L’augmentation considérable du nombre de personnes employées dans la fonction publique et les organismes parapublics a renforcé le pouvoir d’une bureaucratie dominante qui accumule les échelons d’incompétence. La vie des fonctionnaires honnêtes est devenue de plus en plus difficile, et la petite corruption s’est répandue comme une gangrène. Plus vous avez besoin d’autorisations, plus les pots-de-vin sont sollicités. La réforme, si elle arrive un jour, sera très douloureuse. Le PIB par habitant est passé de 4 257 dollars en 2011 à 3 323 dollars en 2020. Les salaires des fonctionnaires représentent désormais 17,8 % du PIB. Les investissements dans l’éducation, la santé et les infrastructures ont disparu. Jamais le courage politique n’a été aussi nécessaire, jamais une réflexion économique claire n’a été aussi nécessaire.

Les sorties populistes contre la corruption ne constituent pas un plan économique, mais Kais Saied garde ses cartes bien en main. Les États-Unis semblent jouer un rôle beaucoup plus actif dans le déroulement des événements en Tunisie que l’UE. Dans le contexte de la crise profonde des relations entre l’Algérie, voisine de la Tunisie, et la France, l’ancienne puissance coloniale perd rapidement de son influence au Maghreb.

Deux facteurs permettent d’expliquer pourquoi aucune réforme n’a suivi la révolte de 2011. Tout d’abord le parti islamiste au pouvoir, Ennahdha, et ses pairs au sein de l’organisation plus large des Frères musulmans, qui ne se sont pas intéressés aux réformes devant répondre aux défis d’une économie moderne. Le parti s’est volontairement inséré dans les schémas existants de capture de l’État après son arrivée au pouvoir en 2012, et a préféré provoquer des guerres culturelles et remettre en question le statut des femmes – l’un des plus favorable dans le monde arabe – que d’aborder les questions économiques. Ses détracteurs diront que pour Ennahdha, une économie informelle en plein essor où les opérateurs ne paient pas d’impôts était une bénédiction, car elle permettait de couvrir les sources de financement obscures du parti. Toute responsabilité que des élections libres et équitables auraient pu offrir aux électeurs a été détruite par la mainmise de l’État sur l’économie et la transparence du financement des partis politiques.

Le deuxième facteur était la réticence de l’UGTT à contribuer à la construction d’une large coalition de forces de gauche, distincte du deuxième plus ancien mouvement syndical d’Afrique. Comme tant d’institutions en Tunisie, l’union syndicale avait été vidée de sa substance sous le régime de Ben Ali. L’union syndicale a toujours défendu les intérêts des employés de l’État qui jouissaient de l’immense privilège d’avoir un emploi stable à vie, et ne s’est jamais vraiment intéressée aux employés saisonniers.
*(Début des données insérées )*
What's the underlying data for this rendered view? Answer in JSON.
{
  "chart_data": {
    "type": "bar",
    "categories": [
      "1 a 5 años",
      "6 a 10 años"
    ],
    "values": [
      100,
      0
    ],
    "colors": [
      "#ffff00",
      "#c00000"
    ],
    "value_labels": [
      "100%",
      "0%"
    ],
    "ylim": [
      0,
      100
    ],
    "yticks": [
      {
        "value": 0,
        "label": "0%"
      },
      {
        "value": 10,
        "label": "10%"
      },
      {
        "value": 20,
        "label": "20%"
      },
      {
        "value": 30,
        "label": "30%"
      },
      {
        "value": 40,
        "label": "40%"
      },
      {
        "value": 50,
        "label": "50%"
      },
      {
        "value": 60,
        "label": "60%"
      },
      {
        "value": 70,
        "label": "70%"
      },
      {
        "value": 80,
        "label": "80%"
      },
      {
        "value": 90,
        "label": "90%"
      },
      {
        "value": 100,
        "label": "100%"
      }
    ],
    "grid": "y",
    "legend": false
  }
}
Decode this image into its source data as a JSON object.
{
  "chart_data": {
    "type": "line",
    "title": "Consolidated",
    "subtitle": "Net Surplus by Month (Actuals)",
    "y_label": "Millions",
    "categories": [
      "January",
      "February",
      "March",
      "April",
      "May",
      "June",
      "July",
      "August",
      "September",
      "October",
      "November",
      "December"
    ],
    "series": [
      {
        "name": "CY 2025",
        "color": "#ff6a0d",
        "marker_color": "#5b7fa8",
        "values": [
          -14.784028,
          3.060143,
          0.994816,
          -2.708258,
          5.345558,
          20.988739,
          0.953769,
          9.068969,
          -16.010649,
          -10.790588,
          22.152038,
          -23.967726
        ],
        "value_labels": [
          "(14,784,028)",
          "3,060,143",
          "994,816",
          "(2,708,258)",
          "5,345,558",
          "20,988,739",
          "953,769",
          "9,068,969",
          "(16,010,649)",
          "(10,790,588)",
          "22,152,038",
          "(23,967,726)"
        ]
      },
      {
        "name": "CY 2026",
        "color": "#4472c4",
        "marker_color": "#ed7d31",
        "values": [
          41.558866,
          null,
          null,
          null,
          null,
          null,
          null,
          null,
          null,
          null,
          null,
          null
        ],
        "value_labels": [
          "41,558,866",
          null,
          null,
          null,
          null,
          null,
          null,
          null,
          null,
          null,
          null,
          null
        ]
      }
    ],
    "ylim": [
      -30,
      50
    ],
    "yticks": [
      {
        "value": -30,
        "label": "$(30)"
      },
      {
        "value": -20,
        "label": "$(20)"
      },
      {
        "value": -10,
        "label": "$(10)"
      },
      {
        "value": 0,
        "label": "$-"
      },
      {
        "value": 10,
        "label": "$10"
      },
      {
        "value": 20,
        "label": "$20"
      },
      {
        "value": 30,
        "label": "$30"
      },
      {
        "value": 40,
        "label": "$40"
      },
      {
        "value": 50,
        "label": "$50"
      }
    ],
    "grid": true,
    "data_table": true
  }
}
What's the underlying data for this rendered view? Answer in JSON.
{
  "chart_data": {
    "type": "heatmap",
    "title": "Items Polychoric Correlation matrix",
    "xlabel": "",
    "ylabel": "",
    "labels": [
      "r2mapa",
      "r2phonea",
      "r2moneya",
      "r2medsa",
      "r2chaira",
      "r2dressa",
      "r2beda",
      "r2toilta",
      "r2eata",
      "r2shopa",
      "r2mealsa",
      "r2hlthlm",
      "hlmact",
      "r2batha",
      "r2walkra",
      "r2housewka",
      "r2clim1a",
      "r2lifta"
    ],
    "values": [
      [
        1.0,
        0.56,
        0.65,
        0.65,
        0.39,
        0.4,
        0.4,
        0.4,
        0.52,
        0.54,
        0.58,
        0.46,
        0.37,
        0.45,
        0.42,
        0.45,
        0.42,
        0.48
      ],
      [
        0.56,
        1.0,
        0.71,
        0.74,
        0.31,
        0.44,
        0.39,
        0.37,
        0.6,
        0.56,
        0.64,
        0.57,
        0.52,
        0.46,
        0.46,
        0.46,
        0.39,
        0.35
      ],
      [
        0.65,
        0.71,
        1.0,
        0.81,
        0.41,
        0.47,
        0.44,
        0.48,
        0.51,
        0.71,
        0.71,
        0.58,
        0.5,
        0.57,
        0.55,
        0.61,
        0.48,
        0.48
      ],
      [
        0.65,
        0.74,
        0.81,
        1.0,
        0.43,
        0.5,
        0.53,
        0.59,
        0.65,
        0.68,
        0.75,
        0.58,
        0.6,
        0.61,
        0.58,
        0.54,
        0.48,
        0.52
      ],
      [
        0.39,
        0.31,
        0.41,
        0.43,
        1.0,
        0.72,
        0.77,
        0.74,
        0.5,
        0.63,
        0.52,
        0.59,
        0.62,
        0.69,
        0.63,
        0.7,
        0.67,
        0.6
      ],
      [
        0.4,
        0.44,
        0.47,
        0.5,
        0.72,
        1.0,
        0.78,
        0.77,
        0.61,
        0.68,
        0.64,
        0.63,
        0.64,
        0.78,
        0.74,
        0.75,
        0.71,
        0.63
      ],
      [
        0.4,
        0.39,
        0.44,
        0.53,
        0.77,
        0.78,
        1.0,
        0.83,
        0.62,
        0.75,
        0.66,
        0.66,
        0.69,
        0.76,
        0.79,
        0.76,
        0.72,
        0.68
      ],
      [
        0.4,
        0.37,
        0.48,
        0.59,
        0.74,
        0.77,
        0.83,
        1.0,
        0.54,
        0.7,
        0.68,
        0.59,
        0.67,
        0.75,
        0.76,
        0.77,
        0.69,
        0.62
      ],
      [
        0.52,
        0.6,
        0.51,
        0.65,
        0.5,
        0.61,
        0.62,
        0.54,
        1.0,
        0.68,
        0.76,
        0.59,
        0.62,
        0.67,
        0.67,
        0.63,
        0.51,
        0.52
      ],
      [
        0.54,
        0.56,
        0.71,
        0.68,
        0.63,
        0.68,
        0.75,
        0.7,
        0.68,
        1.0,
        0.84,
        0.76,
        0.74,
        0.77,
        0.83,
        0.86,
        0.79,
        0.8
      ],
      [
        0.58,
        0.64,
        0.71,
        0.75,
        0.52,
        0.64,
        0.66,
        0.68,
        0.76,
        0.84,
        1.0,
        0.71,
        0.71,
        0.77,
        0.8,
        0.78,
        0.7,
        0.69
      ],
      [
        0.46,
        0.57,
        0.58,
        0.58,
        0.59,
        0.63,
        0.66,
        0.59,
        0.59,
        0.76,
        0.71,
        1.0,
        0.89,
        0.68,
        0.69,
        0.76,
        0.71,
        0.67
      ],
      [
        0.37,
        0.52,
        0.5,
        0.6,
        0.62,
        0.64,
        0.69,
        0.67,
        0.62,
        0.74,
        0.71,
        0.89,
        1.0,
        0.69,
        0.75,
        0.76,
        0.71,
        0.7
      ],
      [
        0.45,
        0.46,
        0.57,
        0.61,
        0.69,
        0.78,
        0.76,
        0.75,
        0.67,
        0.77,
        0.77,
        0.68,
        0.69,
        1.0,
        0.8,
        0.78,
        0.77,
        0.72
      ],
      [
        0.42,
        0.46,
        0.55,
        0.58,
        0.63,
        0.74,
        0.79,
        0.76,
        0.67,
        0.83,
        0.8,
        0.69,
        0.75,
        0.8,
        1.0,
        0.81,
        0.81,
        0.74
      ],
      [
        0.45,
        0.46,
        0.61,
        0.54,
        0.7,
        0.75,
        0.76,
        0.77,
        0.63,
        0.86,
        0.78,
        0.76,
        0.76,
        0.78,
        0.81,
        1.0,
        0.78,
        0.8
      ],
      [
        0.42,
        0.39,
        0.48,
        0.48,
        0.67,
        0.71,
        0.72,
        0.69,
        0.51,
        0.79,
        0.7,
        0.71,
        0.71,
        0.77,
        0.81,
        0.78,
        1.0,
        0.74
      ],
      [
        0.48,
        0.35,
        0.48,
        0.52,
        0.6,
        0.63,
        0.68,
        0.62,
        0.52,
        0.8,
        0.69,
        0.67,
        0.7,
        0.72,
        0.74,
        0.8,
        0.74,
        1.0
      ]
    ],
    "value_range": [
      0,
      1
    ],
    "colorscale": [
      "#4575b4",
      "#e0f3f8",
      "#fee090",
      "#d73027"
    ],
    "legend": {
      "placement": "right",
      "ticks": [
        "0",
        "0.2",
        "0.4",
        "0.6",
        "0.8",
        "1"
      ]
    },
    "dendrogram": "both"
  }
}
Les dirigeants syndicaux font partie intégrante de la capture de l’État. La conséquence est que l’UGTT et ses alliés n’articulent ni les intérêts économiques, ni les intérêts de classe, ni les intérêts régionaux. Un arrière-pays beaucoup plus pauvre produit la plupart du blé, de l’eau, des phosphates et de la main-d’œuvre dont la côte, plus riche, mieux équipée et plus éduquée, a besoin.

Un système plus présidentiel est la conséquence inévitable d’une constitution et d’un système de gouvernement dysfonctionnels qui ont mis la Tunisie à genoux sur le plan économique. Le navire de l’État prenait eau de toutes parts l’hiver dernier, et la mauvaise gestion de la crise du Covid-19 a coûté la vie à 20 000 personnes. S’isoler au sein d’un cercle étroit de famille et de conseillers, et ne vouloir être guidé que par son sens de la rectitude morale n’est pas susceptible de résoudre les défis considérables auxquels la Tunisie est confrontée aujourd’hui. Est-il un sacré fou, comme de nombreux Tunisiens le prétendent, ou un Machiavel pas très loquace ? La réponse se précisera au cours des prochains mois.

[1] “Privilege Resistant Policies in the Middle East and North Africa”.

* Chercheur senior associé au Cidob, Barcelone, Espagne.

** Le titre de l’article est de la rédaction.

Source de l’article :  Rosa Luxembourg Stiftung.